Nous écrivons tous pour une raison personnelle qui nous est propre...C'est ce qui nous fait avancer dans la vie...

merci du partage... je trouve ton écriture trés aérienne, j'aime beaucoup, c'est mon ressenti !

Déborah 21/05/2009 12:02


Oui chacun a son propre cheminement littéraire en fonction de sa sensibilité, de son vécu et de ses attentes également quant à ce mode d'expression. Merci pour le compliment concernant la qualité
de ma plume, cela me touche beaucoup.
Amicalement
Bonne journée
Déborah


Diogène 15/05/2009 09:37

Bonjour Déborah,

Pour répondre à ta question : "Qu'entends-tu par... j'écris pour refermer sur moi les parenthèses... Est-ce une des raisons qui te poussent à écrire ?"

c'est juste.Intuition féminine ou connaissance du sujet... Je m'étais pourtant, me semblait-il, suffisamment dissimulé en une formule abstruse et lapidaire.

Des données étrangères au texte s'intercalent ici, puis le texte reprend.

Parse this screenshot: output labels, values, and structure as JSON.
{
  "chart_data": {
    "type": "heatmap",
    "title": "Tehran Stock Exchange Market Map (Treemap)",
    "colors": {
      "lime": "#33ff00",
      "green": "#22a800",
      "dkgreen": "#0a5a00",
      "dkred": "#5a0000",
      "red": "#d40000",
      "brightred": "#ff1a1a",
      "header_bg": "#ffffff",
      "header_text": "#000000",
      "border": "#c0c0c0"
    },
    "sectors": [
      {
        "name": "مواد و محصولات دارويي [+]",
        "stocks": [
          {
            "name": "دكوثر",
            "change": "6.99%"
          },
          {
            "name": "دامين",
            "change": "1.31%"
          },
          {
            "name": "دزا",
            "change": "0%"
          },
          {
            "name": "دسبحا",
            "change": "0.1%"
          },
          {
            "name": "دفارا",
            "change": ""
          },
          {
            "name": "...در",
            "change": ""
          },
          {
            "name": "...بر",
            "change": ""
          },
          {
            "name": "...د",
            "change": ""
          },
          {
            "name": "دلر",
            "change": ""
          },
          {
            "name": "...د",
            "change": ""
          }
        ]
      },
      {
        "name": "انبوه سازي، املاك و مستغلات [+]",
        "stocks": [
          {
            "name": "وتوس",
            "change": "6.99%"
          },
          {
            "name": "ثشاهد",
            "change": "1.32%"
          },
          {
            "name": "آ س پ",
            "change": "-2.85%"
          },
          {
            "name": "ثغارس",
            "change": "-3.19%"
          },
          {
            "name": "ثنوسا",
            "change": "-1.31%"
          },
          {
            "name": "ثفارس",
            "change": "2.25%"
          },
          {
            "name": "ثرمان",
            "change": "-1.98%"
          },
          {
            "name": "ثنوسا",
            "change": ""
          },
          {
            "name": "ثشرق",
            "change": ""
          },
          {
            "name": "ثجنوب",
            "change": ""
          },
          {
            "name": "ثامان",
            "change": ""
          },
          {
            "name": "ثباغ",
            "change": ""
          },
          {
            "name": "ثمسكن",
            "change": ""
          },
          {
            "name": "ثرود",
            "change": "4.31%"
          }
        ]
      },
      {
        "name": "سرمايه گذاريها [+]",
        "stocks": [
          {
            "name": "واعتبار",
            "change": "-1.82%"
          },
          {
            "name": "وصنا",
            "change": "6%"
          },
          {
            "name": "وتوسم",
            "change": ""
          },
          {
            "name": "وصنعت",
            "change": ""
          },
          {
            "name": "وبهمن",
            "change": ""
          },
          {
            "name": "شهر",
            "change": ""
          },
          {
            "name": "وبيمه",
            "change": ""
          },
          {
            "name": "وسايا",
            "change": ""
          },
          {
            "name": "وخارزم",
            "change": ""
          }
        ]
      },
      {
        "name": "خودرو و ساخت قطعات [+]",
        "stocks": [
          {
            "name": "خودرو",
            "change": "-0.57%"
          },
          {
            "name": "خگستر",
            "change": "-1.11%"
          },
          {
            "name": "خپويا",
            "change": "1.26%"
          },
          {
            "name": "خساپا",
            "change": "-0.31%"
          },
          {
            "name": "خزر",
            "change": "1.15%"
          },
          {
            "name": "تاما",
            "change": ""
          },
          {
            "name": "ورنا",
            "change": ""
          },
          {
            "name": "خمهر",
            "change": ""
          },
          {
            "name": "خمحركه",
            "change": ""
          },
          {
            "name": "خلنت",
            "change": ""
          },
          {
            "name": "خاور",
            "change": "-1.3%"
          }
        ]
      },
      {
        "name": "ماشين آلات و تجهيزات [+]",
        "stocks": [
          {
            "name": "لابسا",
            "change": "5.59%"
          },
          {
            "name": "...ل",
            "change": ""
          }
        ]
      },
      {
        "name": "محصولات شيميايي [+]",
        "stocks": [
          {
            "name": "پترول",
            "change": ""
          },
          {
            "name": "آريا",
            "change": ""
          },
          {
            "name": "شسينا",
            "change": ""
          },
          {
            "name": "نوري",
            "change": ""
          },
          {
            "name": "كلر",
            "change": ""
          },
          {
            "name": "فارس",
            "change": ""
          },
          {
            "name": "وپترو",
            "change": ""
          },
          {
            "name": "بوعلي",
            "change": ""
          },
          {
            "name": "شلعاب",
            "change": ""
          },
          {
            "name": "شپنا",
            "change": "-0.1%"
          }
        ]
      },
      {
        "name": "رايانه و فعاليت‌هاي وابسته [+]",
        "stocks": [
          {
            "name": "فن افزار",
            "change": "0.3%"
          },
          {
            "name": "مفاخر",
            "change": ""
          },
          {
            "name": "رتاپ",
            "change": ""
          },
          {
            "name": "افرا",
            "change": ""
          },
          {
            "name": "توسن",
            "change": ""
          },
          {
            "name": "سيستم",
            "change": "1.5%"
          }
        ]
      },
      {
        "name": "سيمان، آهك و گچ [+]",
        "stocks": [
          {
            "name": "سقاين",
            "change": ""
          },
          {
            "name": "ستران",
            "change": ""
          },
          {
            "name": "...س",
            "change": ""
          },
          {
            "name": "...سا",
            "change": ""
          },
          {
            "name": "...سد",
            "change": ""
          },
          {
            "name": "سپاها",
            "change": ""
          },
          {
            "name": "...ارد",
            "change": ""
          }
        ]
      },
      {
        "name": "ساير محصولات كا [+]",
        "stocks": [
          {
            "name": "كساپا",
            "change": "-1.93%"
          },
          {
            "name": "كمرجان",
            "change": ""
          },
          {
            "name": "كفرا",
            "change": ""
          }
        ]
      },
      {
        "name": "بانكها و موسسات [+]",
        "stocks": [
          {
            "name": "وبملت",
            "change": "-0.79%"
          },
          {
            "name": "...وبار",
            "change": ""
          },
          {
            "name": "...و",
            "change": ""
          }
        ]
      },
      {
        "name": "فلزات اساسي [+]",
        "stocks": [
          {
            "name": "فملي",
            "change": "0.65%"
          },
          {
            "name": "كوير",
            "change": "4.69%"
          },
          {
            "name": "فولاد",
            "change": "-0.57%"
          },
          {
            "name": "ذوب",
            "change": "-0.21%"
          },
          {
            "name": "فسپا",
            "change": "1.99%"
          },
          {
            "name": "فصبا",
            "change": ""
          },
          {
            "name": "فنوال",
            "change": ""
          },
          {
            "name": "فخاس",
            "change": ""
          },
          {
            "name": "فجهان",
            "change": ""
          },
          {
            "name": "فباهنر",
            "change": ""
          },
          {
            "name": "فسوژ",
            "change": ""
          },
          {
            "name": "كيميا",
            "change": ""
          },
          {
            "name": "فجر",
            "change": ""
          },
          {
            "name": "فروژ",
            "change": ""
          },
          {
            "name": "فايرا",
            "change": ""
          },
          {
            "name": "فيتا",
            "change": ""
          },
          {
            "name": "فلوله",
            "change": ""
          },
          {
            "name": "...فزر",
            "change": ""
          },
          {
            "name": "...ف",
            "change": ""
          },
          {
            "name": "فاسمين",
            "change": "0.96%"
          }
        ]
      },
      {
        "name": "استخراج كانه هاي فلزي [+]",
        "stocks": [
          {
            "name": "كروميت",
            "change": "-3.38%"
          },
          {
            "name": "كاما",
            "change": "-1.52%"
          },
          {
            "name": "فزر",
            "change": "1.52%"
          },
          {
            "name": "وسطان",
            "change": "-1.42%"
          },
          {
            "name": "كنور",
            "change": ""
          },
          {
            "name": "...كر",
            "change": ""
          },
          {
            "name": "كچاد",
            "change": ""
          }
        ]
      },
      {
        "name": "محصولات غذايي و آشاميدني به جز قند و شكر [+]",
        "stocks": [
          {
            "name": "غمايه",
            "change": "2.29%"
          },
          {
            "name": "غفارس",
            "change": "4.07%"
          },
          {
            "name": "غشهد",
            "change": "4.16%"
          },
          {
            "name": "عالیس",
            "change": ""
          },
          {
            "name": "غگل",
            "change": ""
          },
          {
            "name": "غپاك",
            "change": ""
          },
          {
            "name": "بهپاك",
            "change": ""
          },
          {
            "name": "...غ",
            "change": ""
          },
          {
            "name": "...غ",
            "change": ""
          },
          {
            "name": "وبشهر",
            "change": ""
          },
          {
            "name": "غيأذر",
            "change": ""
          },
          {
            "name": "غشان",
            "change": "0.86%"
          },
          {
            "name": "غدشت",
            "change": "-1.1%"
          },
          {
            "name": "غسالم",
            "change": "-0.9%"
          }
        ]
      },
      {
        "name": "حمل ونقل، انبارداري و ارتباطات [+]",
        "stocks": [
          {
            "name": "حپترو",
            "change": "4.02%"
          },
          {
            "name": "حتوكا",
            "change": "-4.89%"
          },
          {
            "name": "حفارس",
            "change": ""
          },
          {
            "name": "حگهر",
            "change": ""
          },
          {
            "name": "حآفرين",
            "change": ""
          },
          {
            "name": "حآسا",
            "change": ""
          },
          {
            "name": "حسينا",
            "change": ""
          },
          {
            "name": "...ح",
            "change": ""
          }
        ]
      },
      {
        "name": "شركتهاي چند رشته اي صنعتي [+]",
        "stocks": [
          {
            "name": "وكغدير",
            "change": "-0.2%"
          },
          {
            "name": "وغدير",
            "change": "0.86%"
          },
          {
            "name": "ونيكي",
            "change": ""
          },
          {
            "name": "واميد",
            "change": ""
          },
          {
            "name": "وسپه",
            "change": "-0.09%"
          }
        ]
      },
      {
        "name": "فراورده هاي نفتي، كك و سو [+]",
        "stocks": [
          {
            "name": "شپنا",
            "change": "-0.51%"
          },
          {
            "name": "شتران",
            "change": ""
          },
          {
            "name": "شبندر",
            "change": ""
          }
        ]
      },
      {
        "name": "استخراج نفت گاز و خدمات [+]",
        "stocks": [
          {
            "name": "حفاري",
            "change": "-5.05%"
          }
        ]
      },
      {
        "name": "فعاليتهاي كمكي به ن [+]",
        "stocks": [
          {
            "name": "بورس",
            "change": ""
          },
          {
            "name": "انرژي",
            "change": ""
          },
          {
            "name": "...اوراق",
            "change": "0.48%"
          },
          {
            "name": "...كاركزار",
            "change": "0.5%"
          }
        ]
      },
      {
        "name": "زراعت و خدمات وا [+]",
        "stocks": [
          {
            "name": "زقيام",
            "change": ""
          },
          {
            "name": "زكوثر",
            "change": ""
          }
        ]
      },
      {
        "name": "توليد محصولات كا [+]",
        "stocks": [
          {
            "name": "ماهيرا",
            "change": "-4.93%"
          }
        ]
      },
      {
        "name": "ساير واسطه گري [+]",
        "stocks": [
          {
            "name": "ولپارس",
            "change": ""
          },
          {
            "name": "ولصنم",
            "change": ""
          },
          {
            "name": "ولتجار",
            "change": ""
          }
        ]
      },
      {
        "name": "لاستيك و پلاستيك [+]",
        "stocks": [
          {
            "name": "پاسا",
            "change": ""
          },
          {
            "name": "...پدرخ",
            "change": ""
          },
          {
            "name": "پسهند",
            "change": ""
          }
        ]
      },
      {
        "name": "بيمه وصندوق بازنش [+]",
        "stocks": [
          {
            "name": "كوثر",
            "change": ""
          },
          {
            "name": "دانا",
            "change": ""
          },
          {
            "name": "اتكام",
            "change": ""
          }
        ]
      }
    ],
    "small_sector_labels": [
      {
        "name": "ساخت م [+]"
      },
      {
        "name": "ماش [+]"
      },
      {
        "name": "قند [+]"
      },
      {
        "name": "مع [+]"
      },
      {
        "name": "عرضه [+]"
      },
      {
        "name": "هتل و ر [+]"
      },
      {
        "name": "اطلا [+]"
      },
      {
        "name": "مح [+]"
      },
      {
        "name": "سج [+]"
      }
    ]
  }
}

J'ai écris un texte un jour qui, succintement, ajoutait ceci : ...parce qu'il y a le plaisir évident de jouer avec les mots. Parce que cela m'est aussi nécessaire que de respirer.

Amitiés,
Diogène

Déborah 15/05/2009 10:28


Bonjour Diogène,

Intuition fémine, peut-être effectivement... connaissance du sujet assurément. Pour moi aussi l'écriture est une manière de "refermer sur moi des parenthèses", raison pour laquelle, probablement,
ta manière d'écrire, ta sensibilité littéraire me touche avec autant d'acuité. Je ressens chez toi, même si effectivement, tu te "caches" derrière les non dits de tes mots, une volonté d'exorciser
tes souffrances par le biais de l'écriture. Je me trompe peut-être, mais c'est ce que je ressens. Pour le moment je te connais assez peu, mais tes mots m'interpellent, me questionnent. Pour moi
aussi, l'écriture m'est aussi nécessaire que respirer... elles sont mon seul moyen d'expression lorsque les maux m'emprisonnent et me terrent dans un silence opressant. Elles sont aussi une manière
de traduire ma perception tangible du monde constituant de fait une médiation entre moi et le réel tel que je l'envisage.
Mes amitiés.
Déborah


Marc+de+Metz 14/05/2009 19:54

Merci Déborah, tous tes mots sont pour moi percutants et plus encore émouvants. Je m’y retrouve, ils me sont presque familiers…
Un petit extrait de mes mots :

Ecrire lire ressentir c’est vraie façon de refuser sa vie redite
Mots mis bout à bout d’un vécu tenu secret tant que pas dévoilé
Survivre solitaire prisonnier de vides fait rester en des médites
Blogger ses vies c’est envoyer mots dans d’autres vies initiées

Découvrir pour apprendre plus sur nous dans toute peine
S’enrager dans la lecture de vies plus esseulées que la notre
Lire d’autres destins encavés d’habits pesants de déveine
Résonance appuyée de cris murmurés en renvois aux nôtres

Merci de passer dans mes mots, merci, je t’embrasse, Marc de Metz.

Déborah 14/05/2009 20:15



Bonsoir Marc,

Merci de m'avoir fait partager à travers ce poème ta conception de l'acte d'écrire. C'est une marque de confiance que j'apprécie. Tes mots témoignent d'une trés grande sensibilité . Au fil de tes
écrits j'apprends à te connaître, et cela me conforte dans l'idée que ton âme est pleine d'empathie envers autrui. D'ailleurs le passage de ton poème :"S’enrager dans la lecture de vies plus
esseulées que la notre" en témoigne.
Merci à toi pour ton post trés gentil. Passe une excellente soirée.
bisous.
Mes amitiés
Déborah



Diogène 14/05/2009 11:18

Bonjour Déborah,

Tu as ce talent de dire le beau et fustiger la laideur.
Et surtout de le faire en rythmant le propos à la cadence justifiée des battements de coeur et du souffle retenu de nos respirations.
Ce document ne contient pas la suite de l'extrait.